Types of Foundations and How to Fix

Foundation cracks have many causes, but the cause of the crack can usually be determined by the type of crack, as can the solution to the crack problem.

Five different types of cracks, each representing a different problem
The two types of stresses on concete

Vertical crack: A vertical foundation crack is a crack that goes straight up and down or slightly diagonal, within 30 degrees of vertical. Vertical cracks are of least concern and are commonly seen in almost all houses. In fact, it is very rare in this area to have a concrete foundation that does not have one or two vertical cracks. They occur because concrete is very strong under compression but cracks easily under tension. Most houses will see one, two or even three vertical cracks form within the first couple of years after construction. These cracks are not a real structural concern, but they can allow seepage of water through the foundation wall during heavy rains. Again, this is normal and commonly seen. The solution to vertical cracks is usually simple, inexpensive and permanent.

Epoxy is injected into each of the black funnels

We recommend that you have a vertical crack repaired by urethane or epoxy

Diagonal cracks can be repaired in the same manner as vertical cracks, but more injection material is usually called for to account for any additional future movement. Repairing diagonal cracks also calls for determining the cause and position of the differential settling. This is where a certified Home Inspector, one who has specialized training in structural and foundation issues, can be of help.

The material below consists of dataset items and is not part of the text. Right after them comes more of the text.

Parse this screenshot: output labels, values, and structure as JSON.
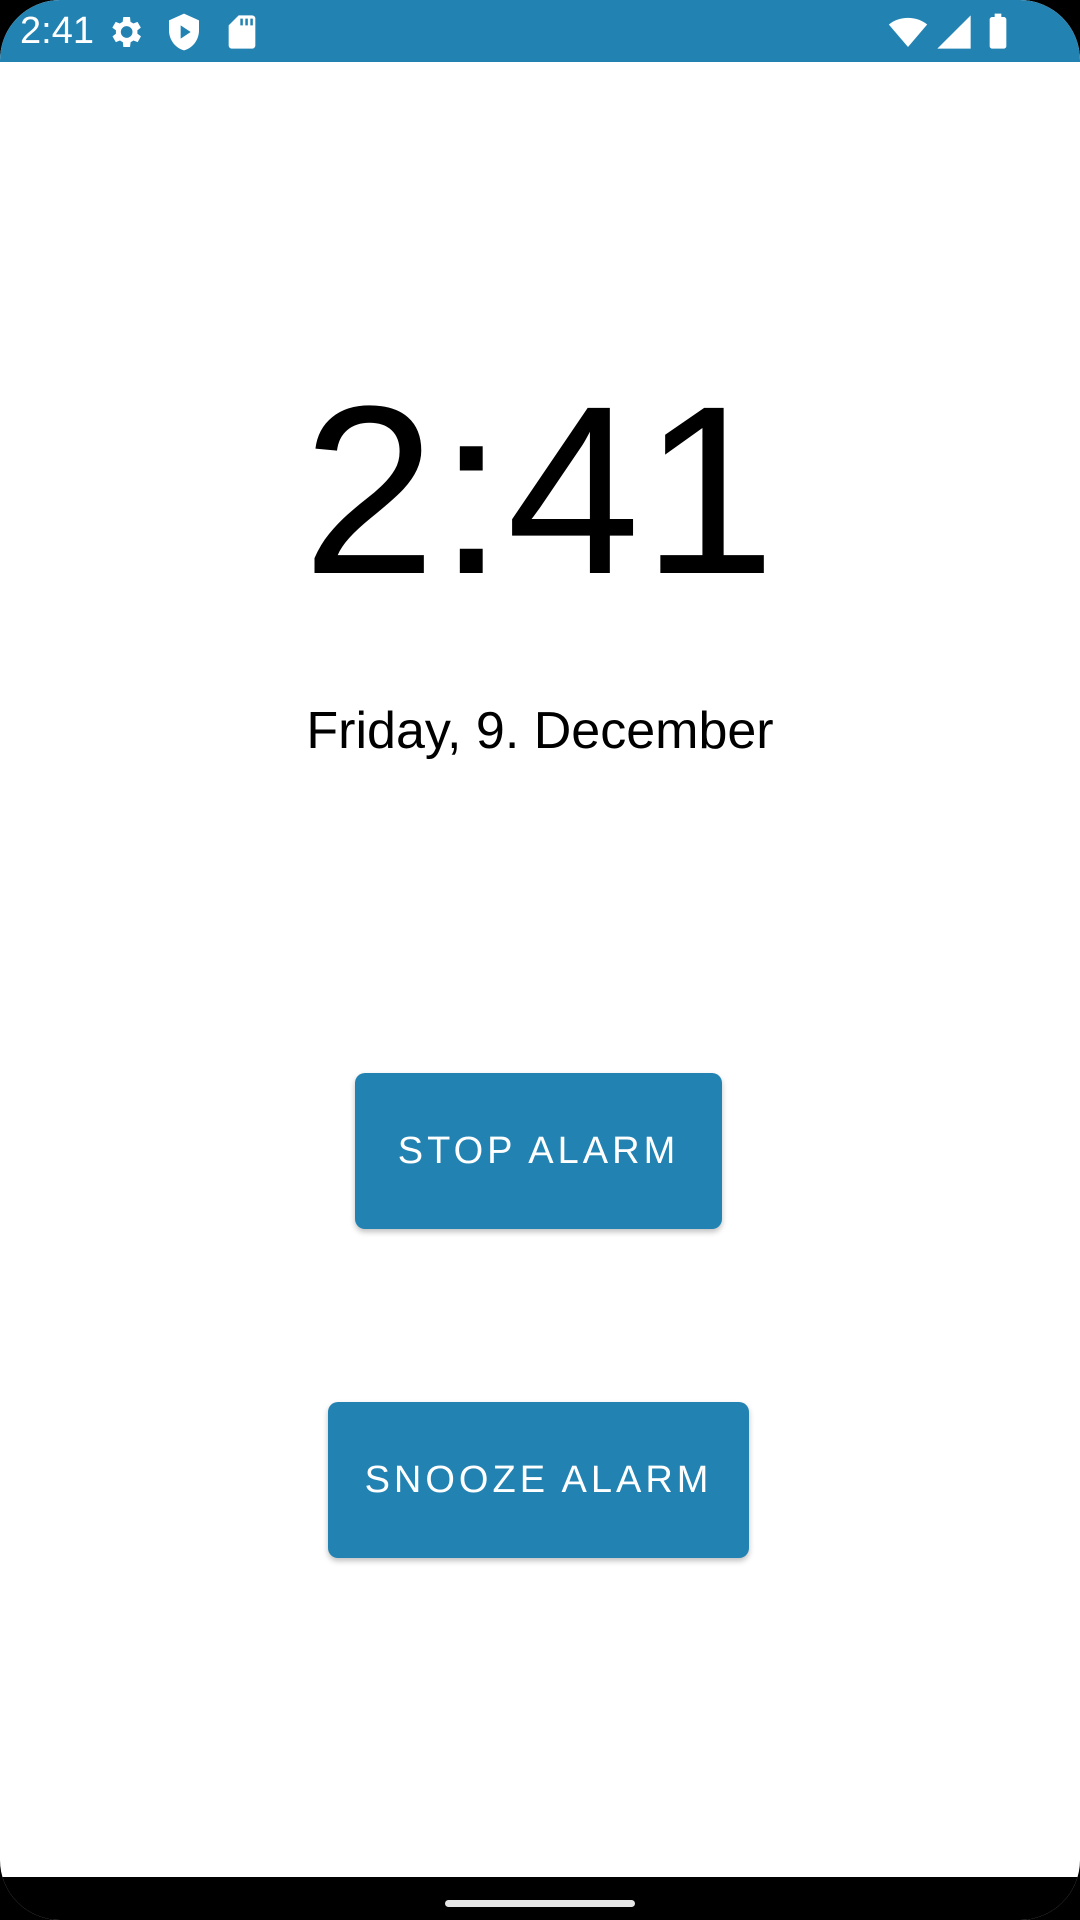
{
  "status_bar": {
    "time": "2:41",
    "icons_left": [
      "settings-icon",
      "shield-play-icon",
      "sd-card-icon"
    ],
    "icons_right": [
      "wifi-icon",
      "cell-signal-icon",
      "battery-icon"
    ],
    "background": "#2283b3"
  },
  "clock": {
    "time": "2:41",
    "date": "Friday, 9. December"
  },
  "actions": {
    "stop_label": "STOP ALARM",
    "snooze_label": "SNOOZE ALARM",
    "accent": "#2283b3"
  }
}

Horizontal Cracks: Foundation cracks that run sideways are the most serious type of cracks. They are sometimes seen in poured concrete foundations but more commonly in concrete block and brick foundations. Horizontal cracks are caused by a bowing foundation. The foundation wall’s exterior is usually covered by the back filling of dirt and gravel. If this back fill is improperly done, does not get proper drainage or gets overly compressed (many times by the construction equipment that was used to build the house) the excessive pressure against the foundation wall cases it to bow inwards. Sometimes there is excessive rain which can also be followed by a freeze. This can increase the hydrostatic pressure behind the foundation wall and cause it to bow inwards. Bowing foundations are serious and can lead to structural failure of the foundation and collapse of the house.

Pressure from backfill dirt resulting in horizontal crack

There are a couple of different techniques for fixing horizontal foundation cracks. Some involve the installation of high-strength strapping on the interior of the foundation to keep the wall from bowing further. Sometimes a number of reinforcing posts or braces are installed in the basement of the crawlspace. There are also techniques that use anchors buried in the surrounding soil that pull the foundation wall back out and secure it.

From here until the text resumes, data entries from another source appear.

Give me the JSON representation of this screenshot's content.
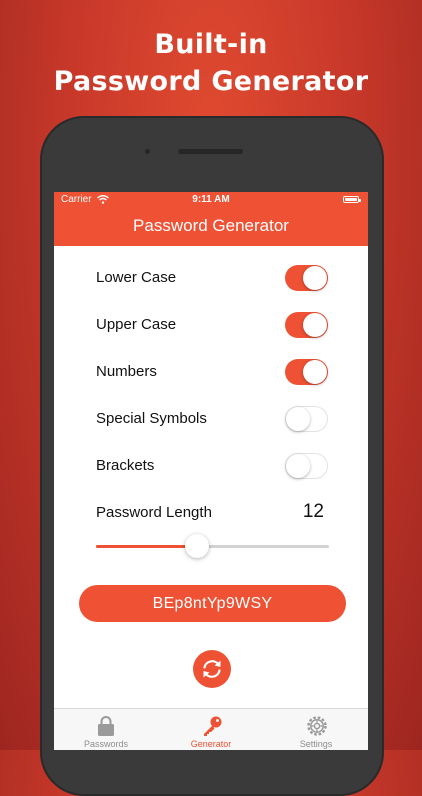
{
  "headline": {
    "line1": "Built-in",
    "line2": "Password Generator"
  },
  "status_bar": {
    "carrier": "Carrier",
    "time": "9:11 AM",
    "icons": [
      "wifi-icon",
      "battery-icon"
    ]
  },
  "nav": {
    "title": "Password Generator"
  },
  "options": [
    {
      "label": "Lower Case",
      "enabled": true
    },
    {
      "label": "Upper Case",
      "enabled": true
    },
    {
      "label": "Numbers",
      "enabled": true
    },
    {
      "label": "Special Symbols",
      "enabled": false
    },
    {
      "label": "Brackets",
      "enabled": false
    }
  ],
  "length": {
    "label": "Password Length",
    "value": "12",
    "slider_fraction": 0.435
  },
  "password": {
    "value": "BEp8ntYp9WSY"
  },
  "refresh": {
    "icon": "refresh-icon"
  },
  "tabs": [
    {
      "label": "Passwords",
      "icon": "lock-icon",
      "active": false
    },
    {
      "label": "Generator",
      "icon": "key-icon",
      "active": true
    },
    {
      "label": "Settings",
      "icon": "gear-icon",
      "active": false
    }
  ],
  "colors": {
    "accent": "#ee5133",
    "background": "#c9392a",
    "inactive": "#8e8e8e"
  }
}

Regardless of the solution, a bowing foundation should always be evaluated by a licensed Structural Engineer and the repair technique and plan be determined by him/her. Bowing foundations are serious and their repair should always be done by a professional.

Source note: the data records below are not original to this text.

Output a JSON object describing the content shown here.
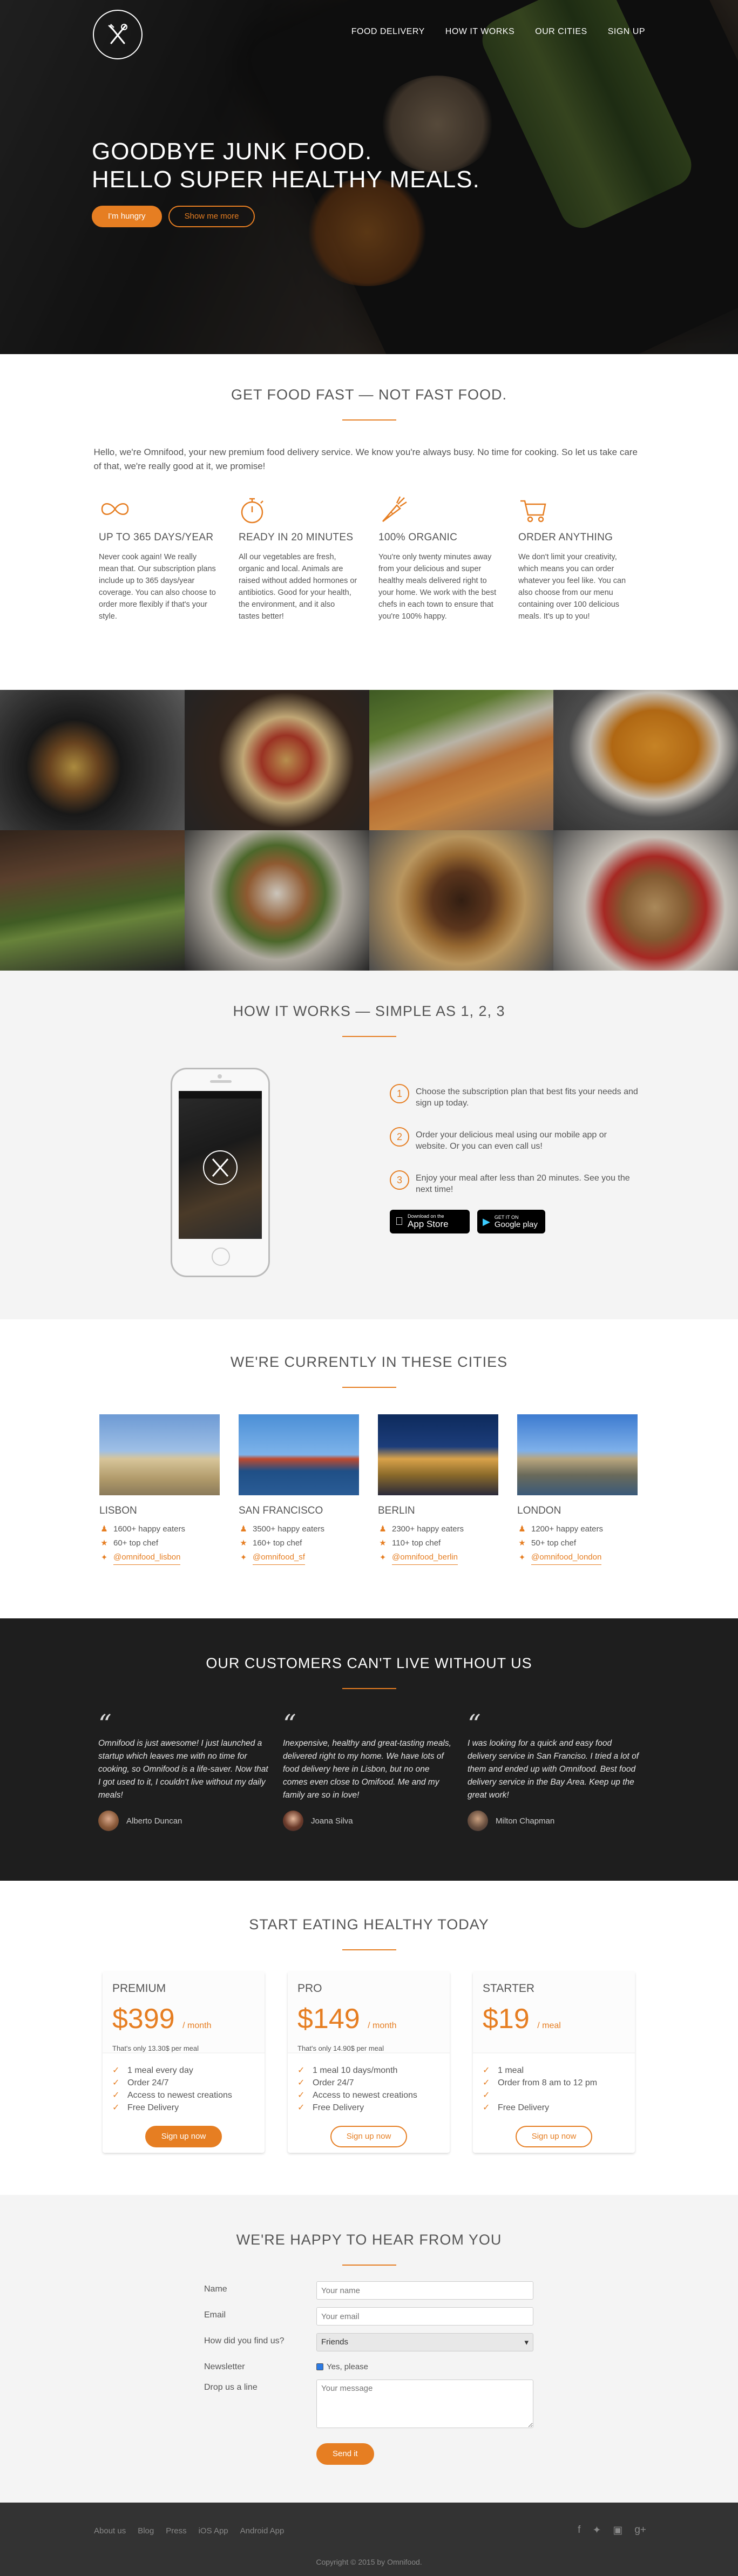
{
  "nav": {
    "items": [
      "Food delivery",
      "How it works",
      "Our cities",
      "Sign up"
    ]
  },
  "hero": {
    "title_line1": "Goodbye junk food.",
    "title_line2": "Hello super healthy meals.",
    "primary_button": "I'm hungry",
    "secondary_button": "Show me more"
  },
  "features": {
    "title": "Get food fast — not fast food.",
    "intro": "Hello, we're Omnifood, your new premium food delivery service. We know you're always busy. No time for cooking. So let us take care of that, we're really good at it, we promise!",
    "items": [
      {
        "icon": "infinity-icon",
        "title": "Up to 365 days/year",
        "text": "Never cook again! We really mean that. Our subscription plans include up to 365 days/year coverage. You can also choose to order more flexibly if that's your style."
      },
      {
        "icon": "stopwatch-icon",
        "title": "Ready in 20 minutes",
        "text": "All our vegetables are fresh, organic and local. Animals are raised without added hormones or antibiotics. Good for your health, the environment, and it also tastes better!"
      },
      {
        "icon": "carrot-icon",
        "title": "100% organic",
        "text": "You're only twenty minutes away from your delicious and super healthy meals delivered right to your home. We work with the best chefs in each town to ensure that you're 100% happy."
      },
      {
        "icon": "cart-icon",
        "title": "Order anything",
        "text": "We don't limit your creativity, which means you can order whatever you feel like. You can also choose from our menu containing over 100 delicious meals. It's up to you!"
      }
    ]
  },
  "how": {
    "title": "How it works — Simple as 1, 2, 3",
    "steps": [
      {
        "num": "1",
        "text": "Choose the subscription plan that best fits your needs and sign up today."
      },
      {
        "num": "2",
        "text": "Order your delicious meal using our mobile app or website. Or you can even call us!"
      },
      {
        "num": "3",
        "text": "Enjoy your meal after less than 20 minutes. See you the next time!"
      }
    ],
    "appstore": {
      "small": "Download on the",
      "big": "App Store"
    },
    "googleplay": {
      "small": "GET IT ON",
      "big": "Google play"
    }
  },
  "cities": {
    "title": "We're currently in these cities",
    "items": [
      {
        "name": "Lisbon",
        "eaters": "1600+ happy eaters",
        "chefs": "60+ top chef",
        "twitter": "@omnifood_lisbon"
      },
      {
        "name": "San Francisco",
        "eaters": "3500+ happy eaters",
        "chefs": "160+ top chef",
        "twitter": "@omnifood_sf"
      },
      {
        "name": "Berlin",
        "eaters": "2300+ happy eaters",
        "chefs": "110+ top chef",
        "twitter": "@omnifood_berlin"
      },
      {
        "name": "London",
        "eaters": "1200+ happy eaters",
        "chefs": "50+ top chef",
        "twitter": "@omnifood_london"
      }
    ]
  },
  "testimonials": {
    "title": "Our customers can't live without us",
    "items": [
      {
        "quote": "Omnifood is just awesome! I just launched a startup which leaves me with no time for cooking, so Omnifood is a life-saver. Now that I got used to it, I couldn't live without my daily meals!",
        "author": "Alberto Duncan"
      },
      {
        "quote": "Inexpensive, healthy and great-tasting meals, delivered right to my home. We have lots of food delivery here in Lisbon, but no one comes even close to Omifood. Me and my family are so in love!",
        "author": "Joana Silva"
      },
      {
        "quote": "I was looking for a quick and easy food delivery service in San Franciso. I tried a lot of them and ended up with Omnifood. Best food delivery service in the Bay Area. Keep up the great work!",
        "author": "Milton Chapman"
      }
    ]
  },
  "plans": {
    "title": "Start eating healthy today",
    "items": [
      {
        "name": "Premium",
        "price": "$399",
        "unit": "/ month",
        "note": "That's only 13.30$ per meal",
        "features": [
          "1 meal every day",
          "Order 24/7",
          "Access to newest creations",
          "Free Delivery"
        ],
        "button": "Sign up now"
      },
      {
        "name": "Pro",
        "price": "$149",
        "unit": "/ month",
        "note": "That's only 14.90$ per meal",
        "features": [
          "1 meal 10 days/month",
          "Order 24/7",
          "Access to newest creations",
          "Free Delivery"
        ],
        "button": "Sign up now"
      },
      {
        "name": "Starter",
        "price": "$19",
        "unit": "/ meal",
        "note": "",
        "features": [
          "1 meal",
          "Order from 8 am to 12 pm",
          "",
          "Free Delivery"
        ],
        "button": "Sign up now"
      }
    ]
  },
  "form": {
    "title": "We're happy to hear from you",
    "name_label": "Name",
    "name_placeholder": "Your name",
    "email_label": "Email",
    "email_placeholder": "Your email",
    "find_label": "How did you find us?",
    "find_value": "Friends",
    "newsletter_label": "Newsletter",
    "newsletter_text": "Yes, please",
    "message_label": "Drop us a line",
    "message_placeholder": "Your message",
    "send": "Send it"
  },
  "footer": {
    "links": [
      "About us",
      "Blog",
      "Press",
      "iOS App",
      "Android App"
    ],
    "social": [
      "facebook-icon",
      "twitter-icon",
      "instagram-icon",
      "googleplus-icon"
    ],
    "copyright": "Copyright © 2015 by Omnifood."
  }
}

Step cracks, resulting from uneven settling of footing or foundation

Step Cracks: Some times the cracks are not on the foundation but are seen on the exterior wall above the foundation. This is commonly seen in brick or concrete block exterior houses. Step cracks should be treated just like diagonal cracks and are the result of differential settling of the house. If the cracks are only in the mortar joints between the brick or block, the problem is usually not serious and can be repaired by the re-pointing of the mortar. However, if the brick or block is displaced (moved in or out from the material on the other side of the crack) or the cracking extends through the blocks, the problem may be more serious. Step cracks should always be evaluated by a Certified Home Inspector or a Structural Engineer to determine their severity.